Reporter: Nisa Dwiresya Putri | Editor: Dupla Kartini
KONTAN.CO.ID - JAKARTA. Hingga awal Oktober 2017, Bursa Efek Indonesia (BEI) menyebut ada 22 Badan Usaha Milik Negara (BUMN) yang sudah tercatat di pasar saham Indonesia. Kapitalisasi pasar seluruh emiten pelat merah tersebut mencapai seperempat dari total kapitalisasi pasar. Meski demikian, kinerja saham emiten BUMN masih tak merata.
Direktur BEI Samsul Hidayat menyebut, masuknya PT Garuda Maintenance Facility AeroAsia Tbk (GMFI) ke BEI membulatkan jumlah emiten BUMN menjadi 22 emiten. Jumlah ini setara 3,92% dari total 560 emiten yang telah melantai di BEI. “Itu merepresentasikan 26,6% dari market cap,” tutur Samsul, Selasa (10/10).

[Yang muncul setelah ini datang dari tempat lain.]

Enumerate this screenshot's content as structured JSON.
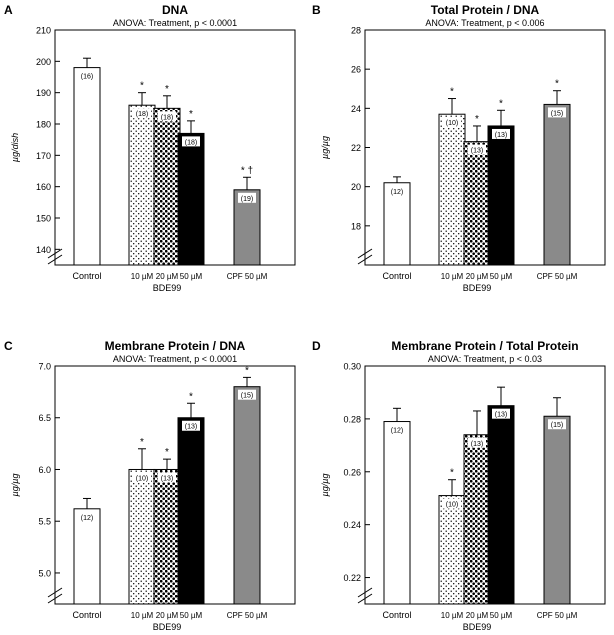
{
  "figure": {
    "panels": [
      "A",
      "B",
      "C",
      "D"
    ]
  },
  "chart_data": [
    {
      "id": "A",
      "type": "bar",
      "title": "DNA",
      "subtitle": "ANOVA: Treatment, p < 0.0001",
      "ylabel": "µg/dish",
      "ylim": [
        135,
        210
      ],
      "yticks": [
        140,
        150,
        160,
        170,
        180,
        190,
        200,
        210
      ],
      "categories": [
        "Control",
        "10 µM",
        "20 µM",
        "50 µM",
        "CPF 50 µM"
      ],
      "group_label": "BDE99",
      "values": [
        198,
        186,
        185,
        177,
        159
      ],
      "errors": [
        3,
        4,
        4,
        4,
        4
      ],
      "n_labels": [
        "(16)",
        "(18)",
        "(18)",
        "(18)",
        "(19)"
      ],
      "sig_marks": [
        "",
        "*",
        "*",
        "*",
        "* †"
      ],
      "patterns": [
        "white",
        "light-dots",
        "dense-dots",
        "black",
        "gray"
      ]
    },
    {
      "id": "B",
      "type": "bar",
      "title": "Total Protein / DNA",
      "subtitle": "ANOVA: Treatment, p < 0.006",
      "ylabel": "µg/µg",
      "ylim": [
        16,
        28
      ],
      "yticks": [
        18,
        20,
        22,
        24,
        26,
        28
      ],
      "categories": [
        "Control",
        "10 µM",
        "20 µM",
        "50 µM",
        "CPF 50 µM"
      ],
      "group_label": "BDE99",
      "values": [
        20.2,
        23.7,
        22.3,
        23.1,
        24.2
      ],
      "errors": [
        0.3,
        0.8,
        0.8,
        0.8,
        0.7
      ],
      "n_labels": [
        "(12)",
        "(10)",
        "(13)",
        "(13)",
        "(15)"
      ],
      "sig_marks": [
        "",
        "*",
        "*",
        "*",
        "*"
      ],
      "patterns": [
        "white",
        "light-dots",
        "dense-dots",
        "black",
        "gray"
      ]
    },
    {
      "id": "C",
      "type": "bar",
      "title": "Membrane Protein / DNA",
      "subtitle": "ANOVA: Treatment, p < 0.0001",
      "ylabel": "µg/µg",
      "ylim": [
        4.7,
        7.0
      ],
      "yticks": [
        5.0,
        5.5,
        6.0,
        6.5,
        7.0
      ],
      "categories": [
        "Control",
        "10 µM",
        "20 µM",
        "50 µM",
        "CPF 50 µM"
      ],
      "group_label": "BDE99",
      "values": [
        5.62,
        6.0,
        6.0,
        6.5,
        6.8
      ],
      "errors": [
        0.1,
        0.2,
        0.1,
        0.14,
        0.09
      ],
      "n_labels": [
        "(12)",
        "(10)",
        "(13)",
        "(13)",
        "(15)"
      ],
      "sig_marks": [
        "",
        "*",
        "*",
        "*",
        "*"
      ],
      "patterns": [
        "white",
        "light-dots",
        "dense-dots",
        "black",
        "gray"
      ]
    },
    {
      "id": "D",
      "type": "bar",
      "title": "Membrane Protein / Total Protein",
      "subtitle": "ANOVA: Treatment, p < 0.03",
      "ylabel": "µg/µg",
      "ylim": [
        0.21,
        0.3
      ],
      "yticks": [
        0.22,
        0.24,
        0.26,
        0.28,
        0.3
      ],
      "categories": [
        "Control",
        "10 µM",
        "20 µM",
        "50 µM",
        "CPF 50 µM"
      ],
      "group_label": "BDE99",
      "values": [
        0.279,
        0.251,
        0.274,
        0.285,
        0.281
      ],
      "errors": [
        0.005,
        0.006,
        0.009,
        0.007,
        0.007
      ],
      "n_labels": [
        "(12)",
        "(10)",
        "(13)",
        "(13)",
        "(15)"
      ],
      "sig_marks": [
        "",
        "*",
        "",
        "",
        ""
      ],
      "patterns": [
        "white",
        "light-dots",
        "dense-dots",
        "black",
        "gray"
      ]
    }
  ]
}
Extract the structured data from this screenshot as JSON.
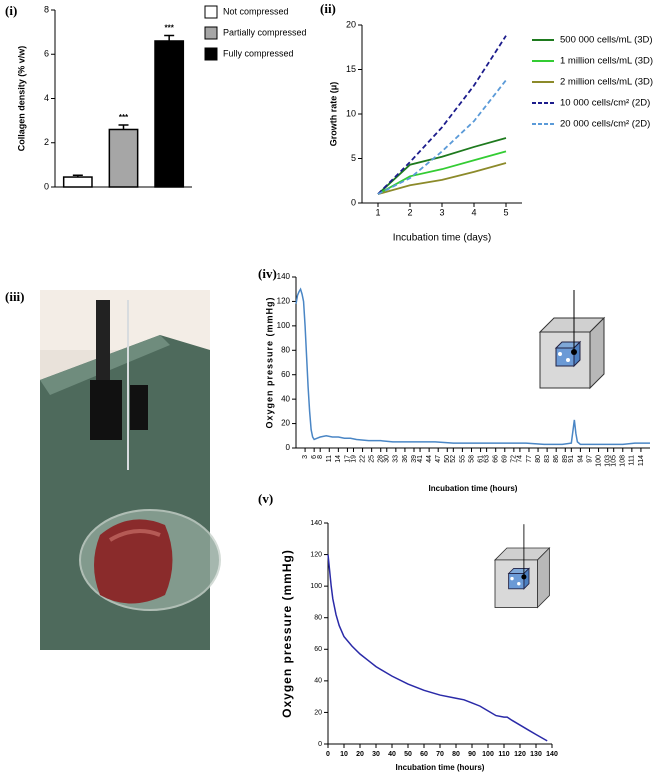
{
  "chart_data": [
    {
      "type": "bar",
      "label": "(i)",
      "y_label": "Collagen density (% v/w)",
      "categories": [
        "Not compressed",
        "Partially compressed",
        "Fully compressed"
      ],
      "values": [
        0.45,
        2.6,
        6.6
      ],
      "errors": [
        0.08,
        0.2,
        0.25
      ],
      "colors": [
        "#ffffff",
        "#a6a6a6",
        "#000000"
      ],
      "annotations": [
        {
          "x": "Partially compressed",
          "text": "***"
        },
        {
          "x": "Fully compressed",
          "text": "***"
        }
      ],
      "ylim": [
        0,
        8
      ],
      "yticks": [
        0,
        2,
        4,
        6,
        8
      ],
      "legend": "right"
    },
    {
      "type": "line",
      "label": "(ii)",
      "y_label": "Growth rate (μ)",
      "x_label": "Incubation time (days)",
      "x": [
        1,
        2,
        3,
        4,
        5
      ],
      "xlim": [
        0.5,
        5.5
      ],
      "xticks": [
        1,
        2,
        3,
        4,
        5
      ],
      "ylim": [
        0,
        20
      ],
      "yticks": [
        0,
        5,
        10,
        15,
        20
      ],
      "legend": "right",
      "series": [
        {
          "name": "500 000 cells/mL (3D)",
          "color": "#1e7a1e",
          "dash": false,
          "values": [
            1,
            4.3,
            5.2,
            6.3,
            7.3
          ]
        },
        {
          "name": "1 million cells/mL (3D)",
          "color": "#33cc33",
          "dash": false,
          "values": [
            1,
            3.0,
            3.8,
            4.8,
            5.8
          ]
        },
        {
          "name": "2 million cells/mL (3D)",
          "color": "#8c8a2a",
          "dash": false,
          "values": [
            1,
            2.0,
            2.6,
            3.5,
            4.5
          ]
        },
        {
          "name": "10 000 cells/cm² (2D)",
          "color": "#1c1c8c",
          "dash": true,
          "values": [
            1,
            4.6,
            8.5,
            13.2,
            18.8
          ]
        },
        {
          "name": "20 000 cells/cm² (2D)",
          "color": "#5a9ad8",
          "dash": true,
          "values": [
            1,
            2.8,
            5.8,
            9.2,
            13.8
          ]
        }
      ]
    },
    {
      "type": "line",
      "label": "(iv)",
      "y_label": "Oxygen pressure (mmHg)",
      "x_label": "Incubation time (hours)",
      "x": [
        0,
        0.5,
        1,
        1.5,
        2,
        2.5,
        3,
        3.5,
        4,
        4.5,
        5,
        5.5,
        6,
        7,
        8,
        10,
        12,
        14,
        16,
        18,
        20,
        24,
        28,
        32,
        36,
        40,
        46,
        52,
        58,
        64,
        70,
        76,
        82,
        88,
        91,
        92,
        92.5,
        93,
        94,
        96,
        100,
        104,
        108,
        112,
        117
      ],
      "xlim": [
        0,
        117
      ],
      "xticks": [
        3,
        6,
        8,
        11,
        14,
        17,
        19,
        22,
        25,
        28,
        30,
        33,
        36,
        39,
        41,
        44,
        47,
        50,
        52,
        55,
        58,
        61,
        63,
        66,
        69,
        72,
        74,
        77,
        80,
        83,
        86,
        89,
        91,
        94,
        97,
        100,
        103,
        105,
        108,
        111,
        114
      ],
      "ylim": [
        0,
        140
      ],
      "yticks": [
        0,
        20,
        40,
        60,
        80,
        100,
        120,
        140
      ],
      "series": [
        {
          "color": "#4a86c5",
          "dash": false,
          "values": [
            118,
            125,
            128,
            130,
            126,
            120,
            100,
            75,
            50,
            30,
            15,
            9,
            7,
            8,
            9,
            10,
            9,
            9,
            8,
            8,
            7,
            6,
            6,
            5,
            5,
            5,
            5,
            4,
            4,
            4,
            4,
            4,
            3,
            3,
            4,
            23,
            12,
            5,
            3,
            3,
            3,
            3,
            3,
            4,
            4
          ]
        }
      ]
    },
    {
      "type": "line",
      "label": "(v)",
      "y_label": "Oxygen pressure (mmHg)",
      "x_label": "Incubation time (hours)",
      "x": [
        0,
        1,
        2,
        3,
        5,
        7,
        10,
        15,
        20,
        25,
        30,
        40,
        50,
        60,
        70,
        80,
        85,
        90,
        95,
        100,
        105,
        110,
        112,
        115,
        120,
        125,
        130,
        137
      ],
      "xlim": [
        0,
        140
      ],
      "xticks": [
        0,
        10,
        20,
        30,
        40,
        50,
        60,
        70,
        80,
        90,
        100,
        110,
        120,
        130,
        140
      ],
      "ylim": [
        0,
        140
      ],
      "yticks": [
        0,
        20,
        40,
        60,
        80,
        100,
        120,
        140
      ],
      "series": [
        {
          "color": "#2a2aa8",
          "dash": false,
          "values": [
            120,
            110,
            100,
            92,
            82,
            75,
            68,
            62,
            57,
            53,
            49,
            43,
            38,
            34,
            31,
            29,
            28,
            26,
            24,
            21,
            18,
            17,
            17,
            15,
            12,
            9,
            6,
            2
          ]
        }
      ]
    }
  ],
  "photo": {
    "label": "(iii)"
  }
}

Kepala Riset Koneksi Kapital Alfred Nainggolan mencatat, secara historis, tahun 2010, kapitalisasi pasar emiten BUMN berkisar 25%. Pada 2014, kapitalisasi pasarnya sempat naik menjadi 26,4%. “Kalau naik berarti pertumbuhan kapitalisasi pasar emiten BUMN lebih tinggi dibandingkan pertumbuhan kapitalisasi pasar secara umum," katanya, Jumat (13/10).
Meski demikian, nyatanya tidak semua BUMN bisa menoreh pergerakan saham yang mentereng. Secara umum, Alfred menilai emiten BUMN masih menarik untuk dimasukkan dalam portofolio. Terutama bagi saham-saham BUMN yang solid, antara harga saham dan fundamental perusahaan.
Alfred menilai, saham emiten BUMN memiliki risiko yang lebih rendah dibanding saham emiten swasta. Misalnya, ketika emiten BUMN ingin melakukan aksi korporasi, pengawasan yang dilakukan pemerintah jauh lebih kuat.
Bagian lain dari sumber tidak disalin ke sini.